Image diffusée par la police belge, provenant d’une vidéo de surveillance, qui montre l'auteur de l'attaque contre le Musée juif de Bruxelles.Image diffusée par la police belge, provenant d’une vidéo de surveillance, qui montre l'auteur de l'attaque contre le Musée juif de Bruxelles. Photo : La Presse canadienne / AP/Police fédérale belge

La police a diffusé dimanche trois vidéos de l'attaque meurtrière montrant l'agresseur en train de tirer avec un fusil d'assaut de type kalachnikov. Le visage de l'homme, qui est décrit comme « athlétique », « se déplaçant avec souplesse » et portant une casquette et des lunettes, n'est visible que sur l'une des vidéos, où on le voit tirer.

Une personne, interpellée samedi en fin de journée et entendue comme témoin, a été remise en liberté.

Samedi après-midi, un homme, arrivé en voiture et portant un sac noir, est rentré dans le musée et a ouvert le feu sur un couple de touristes, avant de se diriger vers la réception où il a tiré sur les deux autres personnes. Il a ensuite pris la fuite.

Les victimes étaient une Française, probablement une bénévole, et un couple de touristes israéliens dans la cinquantaine habitant Tel-Aviv, selon les informations du musée et du ministère israélien des Affaires étrangères. Une quatrième victime, un jeune homme de nationalité belge, chargée de l'accueil des visiteurs, est décédé dimanche de ses blessures à l'hôpital où il avait été transféré.

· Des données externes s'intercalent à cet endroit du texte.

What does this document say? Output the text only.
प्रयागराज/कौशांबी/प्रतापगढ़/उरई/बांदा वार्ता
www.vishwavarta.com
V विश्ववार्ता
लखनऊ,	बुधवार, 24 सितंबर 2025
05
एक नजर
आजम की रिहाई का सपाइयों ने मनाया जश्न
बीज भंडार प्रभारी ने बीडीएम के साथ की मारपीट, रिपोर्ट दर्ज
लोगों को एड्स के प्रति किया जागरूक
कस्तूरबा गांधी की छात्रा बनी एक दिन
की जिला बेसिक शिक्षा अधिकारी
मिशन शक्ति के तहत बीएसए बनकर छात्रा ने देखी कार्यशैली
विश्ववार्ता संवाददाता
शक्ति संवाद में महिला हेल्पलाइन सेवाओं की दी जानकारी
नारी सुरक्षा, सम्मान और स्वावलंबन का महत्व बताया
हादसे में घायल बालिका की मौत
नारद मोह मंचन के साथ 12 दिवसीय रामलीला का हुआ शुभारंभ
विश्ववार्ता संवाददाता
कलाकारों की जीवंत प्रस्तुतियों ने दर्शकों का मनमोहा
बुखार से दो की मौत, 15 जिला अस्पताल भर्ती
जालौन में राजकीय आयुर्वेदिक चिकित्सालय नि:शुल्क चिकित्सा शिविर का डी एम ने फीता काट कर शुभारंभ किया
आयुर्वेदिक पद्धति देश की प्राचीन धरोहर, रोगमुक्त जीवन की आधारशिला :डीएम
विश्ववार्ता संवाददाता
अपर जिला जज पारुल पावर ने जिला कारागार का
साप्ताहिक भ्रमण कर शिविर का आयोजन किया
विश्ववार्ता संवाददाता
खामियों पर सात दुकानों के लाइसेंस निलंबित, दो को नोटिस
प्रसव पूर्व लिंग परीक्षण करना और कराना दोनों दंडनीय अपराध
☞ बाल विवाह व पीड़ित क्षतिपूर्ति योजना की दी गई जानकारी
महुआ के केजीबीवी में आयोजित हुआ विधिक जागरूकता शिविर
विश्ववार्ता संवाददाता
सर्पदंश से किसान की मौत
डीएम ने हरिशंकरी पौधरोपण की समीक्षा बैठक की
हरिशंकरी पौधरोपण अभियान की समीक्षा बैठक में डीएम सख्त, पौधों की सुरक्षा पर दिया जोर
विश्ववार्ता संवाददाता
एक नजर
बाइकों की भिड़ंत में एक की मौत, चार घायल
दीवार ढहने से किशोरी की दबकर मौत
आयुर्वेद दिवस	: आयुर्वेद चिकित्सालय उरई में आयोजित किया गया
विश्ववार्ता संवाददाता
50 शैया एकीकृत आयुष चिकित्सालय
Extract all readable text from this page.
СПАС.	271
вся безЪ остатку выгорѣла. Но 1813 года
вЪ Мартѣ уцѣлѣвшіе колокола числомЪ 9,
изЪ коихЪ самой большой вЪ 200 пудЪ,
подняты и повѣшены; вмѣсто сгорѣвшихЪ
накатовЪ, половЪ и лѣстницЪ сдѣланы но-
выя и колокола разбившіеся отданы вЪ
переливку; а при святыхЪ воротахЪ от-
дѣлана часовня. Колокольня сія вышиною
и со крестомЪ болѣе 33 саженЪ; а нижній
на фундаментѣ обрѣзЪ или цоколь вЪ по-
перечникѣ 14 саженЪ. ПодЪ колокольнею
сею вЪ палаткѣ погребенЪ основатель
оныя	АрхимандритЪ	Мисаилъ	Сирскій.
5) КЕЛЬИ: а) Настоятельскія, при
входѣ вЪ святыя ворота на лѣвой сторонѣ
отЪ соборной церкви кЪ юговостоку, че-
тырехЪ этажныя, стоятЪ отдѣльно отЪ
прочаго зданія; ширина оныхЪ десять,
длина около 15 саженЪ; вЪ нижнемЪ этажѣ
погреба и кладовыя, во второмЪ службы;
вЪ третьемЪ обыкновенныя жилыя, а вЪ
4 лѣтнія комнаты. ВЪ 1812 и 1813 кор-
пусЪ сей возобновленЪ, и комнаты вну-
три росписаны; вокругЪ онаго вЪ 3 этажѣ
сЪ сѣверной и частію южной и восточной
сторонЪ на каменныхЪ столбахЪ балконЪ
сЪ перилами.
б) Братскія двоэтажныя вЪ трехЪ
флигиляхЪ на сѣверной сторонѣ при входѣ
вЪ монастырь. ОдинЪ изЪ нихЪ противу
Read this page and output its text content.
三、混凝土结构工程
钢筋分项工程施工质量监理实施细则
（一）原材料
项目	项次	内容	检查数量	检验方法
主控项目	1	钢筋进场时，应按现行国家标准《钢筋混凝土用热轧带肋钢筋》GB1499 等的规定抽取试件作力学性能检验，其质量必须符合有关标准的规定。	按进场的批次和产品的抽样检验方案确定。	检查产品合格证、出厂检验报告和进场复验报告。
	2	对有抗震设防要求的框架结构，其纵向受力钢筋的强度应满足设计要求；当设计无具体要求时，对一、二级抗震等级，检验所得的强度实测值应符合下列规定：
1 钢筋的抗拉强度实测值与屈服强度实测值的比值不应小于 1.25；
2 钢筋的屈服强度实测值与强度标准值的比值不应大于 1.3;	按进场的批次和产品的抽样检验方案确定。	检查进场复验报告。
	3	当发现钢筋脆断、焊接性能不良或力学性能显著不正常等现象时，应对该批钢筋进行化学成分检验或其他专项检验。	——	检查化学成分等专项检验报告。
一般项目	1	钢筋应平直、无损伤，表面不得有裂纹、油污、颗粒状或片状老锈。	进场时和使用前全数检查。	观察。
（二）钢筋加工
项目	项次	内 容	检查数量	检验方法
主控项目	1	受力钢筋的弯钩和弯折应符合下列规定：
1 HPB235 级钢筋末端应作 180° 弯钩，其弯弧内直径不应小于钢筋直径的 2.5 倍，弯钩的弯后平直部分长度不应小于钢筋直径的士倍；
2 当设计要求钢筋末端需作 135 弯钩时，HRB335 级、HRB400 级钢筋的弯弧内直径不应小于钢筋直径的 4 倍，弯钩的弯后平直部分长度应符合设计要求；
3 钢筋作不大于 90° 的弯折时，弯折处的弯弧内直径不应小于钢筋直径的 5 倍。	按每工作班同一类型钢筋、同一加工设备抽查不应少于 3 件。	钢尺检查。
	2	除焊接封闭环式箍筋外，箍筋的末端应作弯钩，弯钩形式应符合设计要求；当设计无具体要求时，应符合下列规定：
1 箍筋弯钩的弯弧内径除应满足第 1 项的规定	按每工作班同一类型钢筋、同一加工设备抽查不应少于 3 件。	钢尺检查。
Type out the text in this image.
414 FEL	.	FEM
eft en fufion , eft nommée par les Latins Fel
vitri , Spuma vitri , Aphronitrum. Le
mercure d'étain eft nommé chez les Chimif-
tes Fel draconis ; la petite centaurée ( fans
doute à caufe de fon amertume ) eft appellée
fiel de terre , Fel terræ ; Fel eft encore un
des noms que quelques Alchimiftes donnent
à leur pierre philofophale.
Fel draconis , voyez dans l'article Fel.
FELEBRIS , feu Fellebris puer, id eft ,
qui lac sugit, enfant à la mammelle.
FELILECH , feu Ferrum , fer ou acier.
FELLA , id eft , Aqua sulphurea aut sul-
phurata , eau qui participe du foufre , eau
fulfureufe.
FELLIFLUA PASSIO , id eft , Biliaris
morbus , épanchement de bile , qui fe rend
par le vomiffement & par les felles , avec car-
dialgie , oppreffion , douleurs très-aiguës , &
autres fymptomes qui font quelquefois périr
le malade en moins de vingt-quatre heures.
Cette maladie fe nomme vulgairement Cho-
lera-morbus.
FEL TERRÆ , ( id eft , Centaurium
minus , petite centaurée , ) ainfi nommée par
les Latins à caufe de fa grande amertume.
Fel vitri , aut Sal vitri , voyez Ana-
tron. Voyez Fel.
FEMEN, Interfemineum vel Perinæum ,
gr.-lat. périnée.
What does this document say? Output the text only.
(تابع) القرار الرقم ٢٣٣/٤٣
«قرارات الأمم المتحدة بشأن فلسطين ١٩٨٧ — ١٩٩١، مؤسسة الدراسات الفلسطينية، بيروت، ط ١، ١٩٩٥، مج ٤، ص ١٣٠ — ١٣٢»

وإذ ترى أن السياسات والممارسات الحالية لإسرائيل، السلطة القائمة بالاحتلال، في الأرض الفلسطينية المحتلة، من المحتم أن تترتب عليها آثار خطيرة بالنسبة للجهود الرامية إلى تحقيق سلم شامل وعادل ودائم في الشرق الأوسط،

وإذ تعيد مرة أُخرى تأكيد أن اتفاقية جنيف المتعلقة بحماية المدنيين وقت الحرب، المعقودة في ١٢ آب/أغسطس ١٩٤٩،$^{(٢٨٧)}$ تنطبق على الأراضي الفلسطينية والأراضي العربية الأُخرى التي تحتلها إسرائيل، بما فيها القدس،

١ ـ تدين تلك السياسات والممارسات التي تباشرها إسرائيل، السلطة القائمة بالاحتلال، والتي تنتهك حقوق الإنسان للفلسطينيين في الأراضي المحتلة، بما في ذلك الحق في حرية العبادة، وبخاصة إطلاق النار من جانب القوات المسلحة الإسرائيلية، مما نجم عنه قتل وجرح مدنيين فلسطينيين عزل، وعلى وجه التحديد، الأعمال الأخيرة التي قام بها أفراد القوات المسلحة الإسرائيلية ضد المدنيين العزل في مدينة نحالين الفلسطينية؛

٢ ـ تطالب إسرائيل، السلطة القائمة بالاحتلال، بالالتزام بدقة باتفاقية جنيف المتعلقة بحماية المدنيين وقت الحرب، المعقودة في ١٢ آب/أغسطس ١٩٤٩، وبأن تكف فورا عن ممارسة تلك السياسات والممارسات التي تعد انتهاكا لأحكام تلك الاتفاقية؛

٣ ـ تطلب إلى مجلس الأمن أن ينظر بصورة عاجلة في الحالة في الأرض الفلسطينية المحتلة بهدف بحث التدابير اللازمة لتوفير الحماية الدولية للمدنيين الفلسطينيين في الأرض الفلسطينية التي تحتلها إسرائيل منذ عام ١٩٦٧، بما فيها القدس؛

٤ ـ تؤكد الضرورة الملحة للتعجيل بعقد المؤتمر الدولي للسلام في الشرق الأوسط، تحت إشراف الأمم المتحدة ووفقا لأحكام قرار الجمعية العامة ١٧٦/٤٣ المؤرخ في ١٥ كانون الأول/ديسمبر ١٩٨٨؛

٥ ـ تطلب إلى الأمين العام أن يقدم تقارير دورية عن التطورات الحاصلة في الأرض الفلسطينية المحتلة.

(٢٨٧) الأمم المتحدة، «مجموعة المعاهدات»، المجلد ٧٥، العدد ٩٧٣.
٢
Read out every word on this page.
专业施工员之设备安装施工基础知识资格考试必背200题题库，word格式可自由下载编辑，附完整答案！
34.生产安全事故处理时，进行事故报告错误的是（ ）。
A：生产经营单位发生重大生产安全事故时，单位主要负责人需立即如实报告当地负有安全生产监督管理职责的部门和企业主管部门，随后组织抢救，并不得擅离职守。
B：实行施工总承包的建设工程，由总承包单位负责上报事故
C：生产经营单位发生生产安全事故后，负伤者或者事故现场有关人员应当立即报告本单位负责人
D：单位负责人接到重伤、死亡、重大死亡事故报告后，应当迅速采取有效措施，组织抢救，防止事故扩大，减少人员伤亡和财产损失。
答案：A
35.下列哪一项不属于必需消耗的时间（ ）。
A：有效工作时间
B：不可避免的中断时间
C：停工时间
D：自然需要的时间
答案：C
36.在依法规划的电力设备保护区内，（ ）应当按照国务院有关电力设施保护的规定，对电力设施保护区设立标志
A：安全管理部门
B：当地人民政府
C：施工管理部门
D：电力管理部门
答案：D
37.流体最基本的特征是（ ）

La sécurité autour des institutions juives en Belgique a été relevée à son niveau maximum. La France a pris des mesures similaires. Samedi soir, deux juifs ont été agressés à la sortie d'une synagogue en région parisienne.

La justice belge n'a pas voulu confirmer dimanche qu'il s'agissait d'un « acte terroriste ou antisémite » et a affirmé que toutes les pistes étaient « ouvertes ».

Le président français François Hollande a toutefois déclaré que le caractère antisémite de l'attaque « ne fait pas de doute ». Le gouvernement français a d'ailleurs annoncé dimanche avoir renforcé les mesures de sécurité autour des lieux du culte juifs.

Le premier ministre israélien, Benyamin Nétanyahou, a quant à lui affirmé que cette attaque était le résultat de « l'incitation à la haine permanente » contre les juifs et contre Israël.

Élections en Belgique

La fusillade est survenue la veille des élections législatives, cruciales pour l'avenir de la Belgique, mais à l'issue incertaine. Les nationalistes flamands tentent d'évincer les socialistes du premier ministre sortant francophone, Elio Di Rupo.

Dimanche matin, près de huit millions d'électeurs ont commencé à se rendre dans les isoloirs pour y déposer trois bulletins : législatif, régional et européen.

La « fête de la démocratie » est « assombrie par les événements d'hier », a déclaré M. Di Rupo dimanche matin, ajoutant que la fusillade n'allait pas influencer le choix des électeurs, car cet « acte de barbarie » n'a « rien à voir avec la politique ».